In the time since the The Profile first reported on this story in June, staff have received comment from upset community members and parents who felt it remains unclear when exactly students will be able to use the facility.
A view to the south and west in September from All City Stadium as removal of the stadium's west parking lot begins. Construction is well underway at this time, but questions remain about the future Denver Tennis Park's allocation of hours to DU and South High/DPS students. Photo by Haines Eason.
A Sept. 13 community meeting perhaps meant to quell these concerns and provide additional information was attended by about 50 local residents, school stakeholders, teachers, school administration, DPS Chief Operating Officer David Suppes and DTP Director Julie Bock.
In addition to questions about specific tennis court usage schedules, other issues of concern included the impact construction is currently having on emergency services’ access to All City Stadium.
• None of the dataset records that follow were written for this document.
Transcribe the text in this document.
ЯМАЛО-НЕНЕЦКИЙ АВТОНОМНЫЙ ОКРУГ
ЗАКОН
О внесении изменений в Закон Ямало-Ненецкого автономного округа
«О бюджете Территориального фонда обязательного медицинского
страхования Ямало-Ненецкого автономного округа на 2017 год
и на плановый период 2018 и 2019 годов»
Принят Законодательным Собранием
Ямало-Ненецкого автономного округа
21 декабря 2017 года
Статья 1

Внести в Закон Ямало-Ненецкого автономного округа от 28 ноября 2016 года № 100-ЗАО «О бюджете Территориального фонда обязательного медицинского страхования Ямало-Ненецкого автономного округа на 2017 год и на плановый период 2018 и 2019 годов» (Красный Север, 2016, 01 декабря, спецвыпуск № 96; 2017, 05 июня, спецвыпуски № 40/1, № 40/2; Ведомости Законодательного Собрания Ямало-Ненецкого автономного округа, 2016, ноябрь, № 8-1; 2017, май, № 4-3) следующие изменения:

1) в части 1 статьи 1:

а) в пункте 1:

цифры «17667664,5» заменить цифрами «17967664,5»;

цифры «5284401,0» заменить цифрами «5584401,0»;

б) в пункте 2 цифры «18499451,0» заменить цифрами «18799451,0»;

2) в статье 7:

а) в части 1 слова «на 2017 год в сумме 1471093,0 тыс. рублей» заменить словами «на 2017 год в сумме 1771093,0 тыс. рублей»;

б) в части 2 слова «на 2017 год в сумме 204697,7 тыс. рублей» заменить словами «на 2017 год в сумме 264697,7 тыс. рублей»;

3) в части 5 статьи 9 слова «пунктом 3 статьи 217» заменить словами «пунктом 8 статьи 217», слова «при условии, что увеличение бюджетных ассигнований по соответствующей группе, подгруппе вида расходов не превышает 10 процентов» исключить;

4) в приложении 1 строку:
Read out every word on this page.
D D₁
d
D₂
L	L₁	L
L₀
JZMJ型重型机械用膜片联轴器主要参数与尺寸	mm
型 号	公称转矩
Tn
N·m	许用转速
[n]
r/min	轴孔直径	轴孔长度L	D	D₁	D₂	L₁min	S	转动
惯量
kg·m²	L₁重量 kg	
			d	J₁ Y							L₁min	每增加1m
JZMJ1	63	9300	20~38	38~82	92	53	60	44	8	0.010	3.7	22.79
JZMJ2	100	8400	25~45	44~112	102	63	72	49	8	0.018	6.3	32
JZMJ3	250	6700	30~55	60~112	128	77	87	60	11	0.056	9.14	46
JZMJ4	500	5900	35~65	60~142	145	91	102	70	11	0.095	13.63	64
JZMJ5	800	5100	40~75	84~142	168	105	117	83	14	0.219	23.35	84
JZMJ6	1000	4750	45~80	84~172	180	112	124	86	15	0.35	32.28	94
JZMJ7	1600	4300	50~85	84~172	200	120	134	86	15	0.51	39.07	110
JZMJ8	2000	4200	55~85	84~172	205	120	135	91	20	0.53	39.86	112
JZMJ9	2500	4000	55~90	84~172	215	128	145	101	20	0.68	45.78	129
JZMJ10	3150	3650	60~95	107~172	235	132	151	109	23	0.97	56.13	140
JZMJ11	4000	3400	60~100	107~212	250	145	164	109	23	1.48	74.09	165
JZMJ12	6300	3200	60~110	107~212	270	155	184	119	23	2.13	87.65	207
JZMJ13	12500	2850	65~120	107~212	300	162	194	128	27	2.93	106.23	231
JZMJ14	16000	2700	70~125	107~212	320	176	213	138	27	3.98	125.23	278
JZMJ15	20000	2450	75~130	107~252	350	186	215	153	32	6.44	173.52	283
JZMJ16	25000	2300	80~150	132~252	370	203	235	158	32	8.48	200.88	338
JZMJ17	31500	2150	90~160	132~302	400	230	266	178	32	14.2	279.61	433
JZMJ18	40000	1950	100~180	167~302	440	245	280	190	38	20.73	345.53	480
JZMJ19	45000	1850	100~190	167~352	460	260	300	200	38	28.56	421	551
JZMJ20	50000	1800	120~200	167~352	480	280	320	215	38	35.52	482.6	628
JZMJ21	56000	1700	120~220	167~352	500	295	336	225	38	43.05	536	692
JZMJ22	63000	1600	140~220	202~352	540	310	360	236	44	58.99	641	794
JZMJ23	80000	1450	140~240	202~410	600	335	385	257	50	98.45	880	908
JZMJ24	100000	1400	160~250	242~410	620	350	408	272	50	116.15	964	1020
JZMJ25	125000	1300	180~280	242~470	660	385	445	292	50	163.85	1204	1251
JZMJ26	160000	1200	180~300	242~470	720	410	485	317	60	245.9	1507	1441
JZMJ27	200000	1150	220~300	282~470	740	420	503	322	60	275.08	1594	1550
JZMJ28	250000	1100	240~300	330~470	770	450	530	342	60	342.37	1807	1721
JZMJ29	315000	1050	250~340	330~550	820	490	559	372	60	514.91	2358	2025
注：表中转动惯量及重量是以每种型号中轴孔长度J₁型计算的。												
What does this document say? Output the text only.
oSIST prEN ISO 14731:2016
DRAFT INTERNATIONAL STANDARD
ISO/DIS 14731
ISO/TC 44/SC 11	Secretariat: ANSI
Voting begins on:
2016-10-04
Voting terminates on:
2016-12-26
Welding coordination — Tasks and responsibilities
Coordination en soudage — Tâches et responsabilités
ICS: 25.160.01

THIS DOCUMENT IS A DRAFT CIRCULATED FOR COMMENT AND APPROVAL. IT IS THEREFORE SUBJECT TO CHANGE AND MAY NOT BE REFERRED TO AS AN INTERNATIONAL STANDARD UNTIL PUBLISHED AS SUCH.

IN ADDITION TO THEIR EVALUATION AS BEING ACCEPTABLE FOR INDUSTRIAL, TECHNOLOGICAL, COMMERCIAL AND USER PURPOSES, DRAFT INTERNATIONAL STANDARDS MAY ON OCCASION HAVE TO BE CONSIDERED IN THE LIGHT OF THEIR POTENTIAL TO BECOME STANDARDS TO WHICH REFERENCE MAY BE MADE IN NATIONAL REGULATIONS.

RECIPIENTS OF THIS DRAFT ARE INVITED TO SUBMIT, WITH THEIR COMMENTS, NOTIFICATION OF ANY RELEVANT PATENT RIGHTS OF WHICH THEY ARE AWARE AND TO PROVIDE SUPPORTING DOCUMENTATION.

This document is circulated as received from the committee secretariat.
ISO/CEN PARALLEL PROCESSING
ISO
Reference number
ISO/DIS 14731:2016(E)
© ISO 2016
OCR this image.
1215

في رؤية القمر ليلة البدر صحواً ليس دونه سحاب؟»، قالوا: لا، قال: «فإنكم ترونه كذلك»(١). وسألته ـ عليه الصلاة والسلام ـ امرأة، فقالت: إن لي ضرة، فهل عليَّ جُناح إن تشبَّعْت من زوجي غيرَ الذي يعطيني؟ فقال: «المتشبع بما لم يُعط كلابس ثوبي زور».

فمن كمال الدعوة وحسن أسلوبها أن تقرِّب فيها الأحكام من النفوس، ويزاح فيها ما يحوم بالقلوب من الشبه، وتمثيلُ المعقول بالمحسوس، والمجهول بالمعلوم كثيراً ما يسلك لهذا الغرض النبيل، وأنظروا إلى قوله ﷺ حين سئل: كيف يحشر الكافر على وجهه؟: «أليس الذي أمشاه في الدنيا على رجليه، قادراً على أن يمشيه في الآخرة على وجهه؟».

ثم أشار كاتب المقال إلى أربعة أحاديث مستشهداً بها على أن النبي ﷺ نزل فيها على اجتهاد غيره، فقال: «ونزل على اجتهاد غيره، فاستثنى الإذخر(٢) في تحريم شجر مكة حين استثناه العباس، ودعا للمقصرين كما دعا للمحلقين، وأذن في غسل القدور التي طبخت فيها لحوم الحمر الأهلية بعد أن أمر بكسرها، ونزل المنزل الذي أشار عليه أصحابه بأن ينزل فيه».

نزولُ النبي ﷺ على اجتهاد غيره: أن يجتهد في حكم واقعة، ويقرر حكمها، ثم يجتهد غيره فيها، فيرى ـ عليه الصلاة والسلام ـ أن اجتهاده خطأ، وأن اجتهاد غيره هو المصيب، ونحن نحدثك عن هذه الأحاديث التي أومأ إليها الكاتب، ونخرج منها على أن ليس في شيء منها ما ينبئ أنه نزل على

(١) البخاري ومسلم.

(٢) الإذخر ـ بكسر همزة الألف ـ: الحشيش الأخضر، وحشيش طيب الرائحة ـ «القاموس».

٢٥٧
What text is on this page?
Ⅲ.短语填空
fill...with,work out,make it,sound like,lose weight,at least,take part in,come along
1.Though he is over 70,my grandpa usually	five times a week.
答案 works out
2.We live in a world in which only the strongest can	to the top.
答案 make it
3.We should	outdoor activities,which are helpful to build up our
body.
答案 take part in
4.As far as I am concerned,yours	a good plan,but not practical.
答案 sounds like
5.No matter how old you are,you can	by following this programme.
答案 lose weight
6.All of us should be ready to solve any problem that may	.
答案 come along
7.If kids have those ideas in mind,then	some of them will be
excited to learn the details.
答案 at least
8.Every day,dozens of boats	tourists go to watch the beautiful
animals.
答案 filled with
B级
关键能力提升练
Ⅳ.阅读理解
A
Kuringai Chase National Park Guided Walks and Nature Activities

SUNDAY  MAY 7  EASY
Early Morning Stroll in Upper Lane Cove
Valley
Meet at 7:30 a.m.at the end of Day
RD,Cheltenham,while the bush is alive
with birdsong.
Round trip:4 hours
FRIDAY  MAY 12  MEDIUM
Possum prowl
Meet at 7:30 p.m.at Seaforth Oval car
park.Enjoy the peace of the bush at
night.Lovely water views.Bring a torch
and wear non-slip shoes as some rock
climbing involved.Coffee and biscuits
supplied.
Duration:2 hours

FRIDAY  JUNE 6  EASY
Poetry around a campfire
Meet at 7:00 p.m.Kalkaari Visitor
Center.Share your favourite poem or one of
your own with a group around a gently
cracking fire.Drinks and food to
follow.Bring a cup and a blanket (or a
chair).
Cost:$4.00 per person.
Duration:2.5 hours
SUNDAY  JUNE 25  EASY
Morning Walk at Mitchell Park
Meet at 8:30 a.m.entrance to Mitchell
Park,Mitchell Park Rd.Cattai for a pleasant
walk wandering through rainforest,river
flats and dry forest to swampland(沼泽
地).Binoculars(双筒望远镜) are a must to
At present, the west parking lot has been removed, significant earthwork is underway and Profile sources reported concern that emergency vehicles may not be able to park directly by the stadium or on the field.
At the meeting, It was insisted by both Bock and Suppes that pedestrian, fire, police and student access are being maintained. Additionally, the current schedule of construction was outlined. At present the project is in Phase 2, where work will focus on the pumphouse field with the purpose of adding a slope to encourage runoff. Phase 3, storm water diversion work in the vicinity of the baseball field taking three to four weeks, will commence after the baseball and softball seasons end. Phase 4, construction of the facility itself, should begin in December and continue through March. The project is slated to be completed between August and September 2018.
As for funding, some of the same community members who approached Profile staff asked if it is true DPS is allocating $2 million from the 2012 Bond—monies originally marked for All City Stadium drainage work—to drainage work on this project. Suppes confirmed at the meeting that $2 million of 2012 bond monies was allocated to this project.
(For more on DPS bonds in general, visit bond.dpsk12.org. For more on the 2012 bond, visit bond.dpsk12.org/bond-quick-facts.)
The University of Denver and DPS together are contributing $4.2 million of the $14.2 million project cost, and each will receive 10,000 hours of the facility’s court time. Each will also pay an amount proportional to their court usage for operational costs. At this time, Suppes estimates DU and DPS will each pay about $50-60,000 annually.
The 10,000 hours (20,000 total) allocated to DU and DPS students equates to 20 percent of the total facility hours. According to Bock, the facility will be open 7:00a.m.-11:00p.m., 364 days a year, meaning there are about 100,000 court hours available. However, when exactly in any given day DPS and DU students’ use of those hours will fall is still under negotiation.
At the meeting, questions arose about the value of the DPS land made available for this project as well as lease terms. The Profile has been unable to locate an exact value for the land as the parcel has previously been viewed as marginal in quality. Suppes also said DPS has never had any intention of selling the land in the first place. He also shared that lease terms are a 50-year ground lease with a 20-year option to renew.
Questions also arose about potential impact to Veterans Park, which Bock says will not be affected by the project. South High parents present also asked that handicapped access and parking be more clearly labeled.
The Profile will continue to cover this story as it develops.